Easy Crab Salad Sushi Topping (Japanese Salad Gunkan Style)
- Japanese Mom Makes
- 1 day ago
- 1 min read
If you’ve ever visited conveyor belt sushi spots in Japan—like Kura, Kappa, or Sushiro—you’ve likely spotted Salad Gunkan on the menu. Every restaurant has its own unique take on these creamy, Japanese mayo-based toppings; some are purely vegetarian, while others feature clams or octopus.
My homemade version uses sweet corn, crisp cucumber, and finely minced imitation crab (kani). It happens to be the absolute favorite sushi topping of my husband, who isn't a big fan of raw sashimi! Whether you want to roll it into temaki (hand rolls), scoop it onto gunkan, or serve it up "sushi taco" style, this recipe is incredibly easy, budget-friendly, and comes together so quick. Let's get cooking!
Ingredients
2 imitation crab sticks (about 45g)
70g corn kernels (canned or fresh)
1- 1½ tbsp cucumber
-For the dressing
2 tablespoons Kewpie or Japanese mayonnaise
1 tablespoon milk
¼ teaspoon sugar
Nori seaweed
sushi rice
Instructions
Prep the ingredients: Finely mince the cucumber and imitation crab sticks. If you are using canned corn, make sure to drain it well.

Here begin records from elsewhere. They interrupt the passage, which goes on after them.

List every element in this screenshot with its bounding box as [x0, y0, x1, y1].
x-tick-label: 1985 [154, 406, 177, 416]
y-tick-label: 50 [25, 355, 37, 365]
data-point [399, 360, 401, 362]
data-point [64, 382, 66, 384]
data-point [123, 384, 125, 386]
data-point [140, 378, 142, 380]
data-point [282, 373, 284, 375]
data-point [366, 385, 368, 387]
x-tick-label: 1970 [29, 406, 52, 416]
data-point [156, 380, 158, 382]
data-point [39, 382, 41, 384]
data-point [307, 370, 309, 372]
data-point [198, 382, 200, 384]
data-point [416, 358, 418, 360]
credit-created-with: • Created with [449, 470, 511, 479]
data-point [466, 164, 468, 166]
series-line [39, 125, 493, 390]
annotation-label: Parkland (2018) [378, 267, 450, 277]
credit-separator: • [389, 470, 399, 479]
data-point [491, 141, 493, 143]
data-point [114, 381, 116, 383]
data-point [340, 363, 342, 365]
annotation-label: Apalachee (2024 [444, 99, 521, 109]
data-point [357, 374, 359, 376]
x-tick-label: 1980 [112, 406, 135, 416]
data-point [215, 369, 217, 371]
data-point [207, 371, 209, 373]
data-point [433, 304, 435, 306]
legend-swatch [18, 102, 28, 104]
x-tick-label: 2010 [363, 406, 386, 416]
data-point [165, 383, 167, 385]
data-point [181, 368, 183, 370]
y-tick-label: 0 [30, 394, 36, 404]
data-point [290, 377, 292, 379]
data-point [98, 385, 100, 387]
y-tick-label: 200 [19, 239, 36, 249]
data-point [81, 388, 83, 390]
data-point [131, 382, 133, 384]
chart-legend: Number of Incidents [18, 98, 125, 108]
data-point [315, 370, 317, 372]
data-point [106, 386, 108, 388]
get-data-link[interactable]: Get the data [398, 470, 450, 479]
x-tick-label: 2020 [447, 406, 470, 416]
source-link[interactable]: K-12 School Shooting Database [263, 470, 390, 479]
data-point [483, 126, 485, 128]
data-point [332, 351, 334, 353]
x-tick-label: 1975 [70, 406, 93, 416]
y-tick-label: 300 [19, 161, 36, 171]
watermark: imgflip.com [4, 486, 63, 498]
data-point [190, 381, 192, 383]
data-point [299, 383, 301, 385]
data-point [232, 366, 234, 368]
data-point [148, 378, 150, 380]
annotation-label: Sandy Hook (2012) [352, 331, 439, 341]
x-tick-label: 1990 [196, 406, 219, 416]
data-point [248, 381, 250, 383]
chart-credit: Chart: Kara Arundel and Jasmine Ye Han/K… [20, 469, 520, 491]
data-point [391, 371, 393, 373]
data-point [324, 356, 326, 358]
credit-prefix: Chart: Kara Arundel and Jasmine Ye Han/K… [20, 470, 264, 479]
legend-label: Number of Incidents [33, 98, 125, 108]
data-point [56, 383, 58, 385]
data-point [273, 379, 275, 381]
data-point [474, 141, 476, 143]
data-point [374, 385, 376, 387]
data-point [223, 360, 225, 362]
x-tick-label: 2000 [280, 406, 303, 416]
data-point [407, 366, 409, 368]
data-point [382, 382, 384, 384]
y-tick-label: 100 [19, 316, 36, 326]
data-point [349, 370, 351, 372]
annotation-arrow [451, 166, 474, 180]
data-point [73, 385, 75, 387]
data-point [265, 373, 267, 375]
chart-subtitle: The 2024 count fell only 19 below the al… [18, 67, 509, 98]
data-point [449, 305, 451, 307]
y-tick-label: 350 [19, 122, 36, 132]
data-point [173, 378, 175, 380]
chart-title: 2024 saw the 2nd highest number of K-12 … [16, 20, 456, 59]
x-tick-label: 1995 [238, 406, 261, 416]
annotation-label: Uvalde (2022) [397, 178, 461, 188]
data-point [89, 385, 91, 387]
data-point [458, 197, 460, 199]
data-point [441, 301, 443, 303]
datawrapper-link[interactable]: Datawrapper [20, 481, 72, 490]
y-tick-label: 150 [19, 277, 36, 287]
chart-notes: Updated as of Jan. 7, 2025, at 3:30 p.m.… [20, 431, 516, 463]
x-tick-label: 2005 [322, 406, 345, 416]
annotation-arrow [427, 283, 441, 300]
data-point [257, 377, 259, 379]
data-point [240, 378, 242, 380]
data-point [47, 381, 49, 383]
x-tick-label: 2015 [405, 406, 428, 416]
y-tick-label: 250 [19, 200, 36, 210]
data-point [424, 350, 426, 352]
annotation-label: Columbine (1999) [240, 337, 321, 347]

Make the dressing: In a bowl, mix 2 tbsp Kewpie mayonnaise, 1 tbsp milk, and ¼ tsp sugar until the sugar dissolves.
Combine: Add the minced crab, well-drained corn, and your crisp cucumber to the bowl. Toss well to coat everything in the sauce.
Taste test: Give it a taste and add a pinch of salt if needed!
Cooking Note
To avoid getting excess moisture from the cucumber, use the firm flesh near the skin or remove the seeds.